Stapley also likes Next: "The retailer has been the poster child of share buybacks, using them as a powerful tool. They’ve retired over 40 per cent of share capital in the last five years as part of a massive de-equitisation and delivered over 500 per cent total return in that time period."
Performance of stock and index over 5yrs
Source: FE Analytics
The JPM UK Higher Income fund is currently yielding 3.62 per cent, which is just above average for the sector.
On a total return basis, it has performed in line with its FTSE All Share benchmark since Stapley started running it in July last year, but has fallen short of its IMA UK Equity Income sector average.
The manager’s JPM UK Strategic Growth and UK Strategic Equity Income funds have been more successful, however.
Our data shows that both have beaten their FTSE All Share benchmark and UK All Companies sector average over one and three years.
Performance of funds, sector and index over 3yrs
Source: FE Analytics
Aside from targeting undervalued sectors, another way Stapley says he is propping up his income is by scoping out companies that actively manage their dividend strategy.
"Another strategy for hunting equity income is to look for companies doing buybacks and paying special dividends," he explained.
"easyJet would be a recent example of a major special dividend payout. They have a well-capitalised business, are growing their top-line and increasing margins."
"Other examples include ITV, which recently did a special dividend to give back cash-flow to shareholders."

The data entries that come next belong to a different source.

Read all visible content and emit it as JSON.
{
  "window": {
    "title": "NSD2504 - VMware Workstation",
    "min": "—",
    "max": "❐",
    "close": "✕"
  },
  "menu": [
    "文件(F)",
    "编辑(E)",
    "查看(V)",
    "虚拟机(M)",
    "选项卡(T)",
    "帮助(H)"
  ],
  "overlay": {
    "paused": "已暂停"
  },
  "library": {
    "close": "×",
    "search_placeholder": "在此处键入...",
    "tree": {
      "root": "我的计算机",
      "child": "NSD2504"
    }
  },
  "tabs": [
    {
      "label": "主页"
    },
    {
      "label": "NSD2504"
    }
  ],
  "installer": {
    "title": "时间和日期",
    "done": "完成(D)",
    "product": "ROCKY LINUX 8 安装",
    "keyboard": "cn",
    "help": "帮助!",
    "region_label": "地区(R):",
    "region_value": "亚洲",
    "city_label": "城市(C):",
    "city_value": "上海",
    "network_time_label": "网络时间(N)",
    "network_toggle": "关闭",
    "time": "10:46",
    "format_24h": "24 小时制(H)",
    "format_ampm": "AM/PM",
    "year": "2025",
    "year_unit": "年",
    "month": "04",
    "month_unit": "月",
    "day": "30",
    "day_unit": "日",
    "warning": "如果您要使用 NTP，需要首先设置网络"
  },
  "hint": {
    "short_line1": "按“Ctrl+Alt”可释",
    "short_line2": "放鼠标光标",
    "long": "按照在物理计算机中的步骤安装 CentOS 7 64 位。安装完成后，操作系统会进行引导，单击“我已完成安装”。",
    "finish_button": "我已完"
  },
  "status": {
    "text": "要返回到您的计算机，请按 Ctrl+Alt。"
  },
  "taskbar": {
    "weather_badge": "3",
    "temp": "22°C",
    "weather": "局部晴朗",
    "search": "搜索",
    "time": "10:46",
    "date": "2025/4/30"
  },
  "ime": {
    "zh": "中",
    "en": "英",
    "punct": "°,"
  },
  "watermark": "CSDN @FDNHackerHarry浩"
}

"BP in the energy space is another example. Its liabilities are fading and the third quarter dividend was 6 per cent, ahead of market expectations and the $10bn that it pledged to give back to shareholders."
Stapley is generally optimistic about the future of the UK corporate sector, even though valuations are stretched in certain areas.
He says the volume of IPOs this year is a good barometer of the overall market health and level of investor risk appetite.
"In 2013, we’ve seen 30 companies raising more than £5.3bn. A specific example I have bought is Foxtons, which has an expected dividend yield of 6.5 per cent."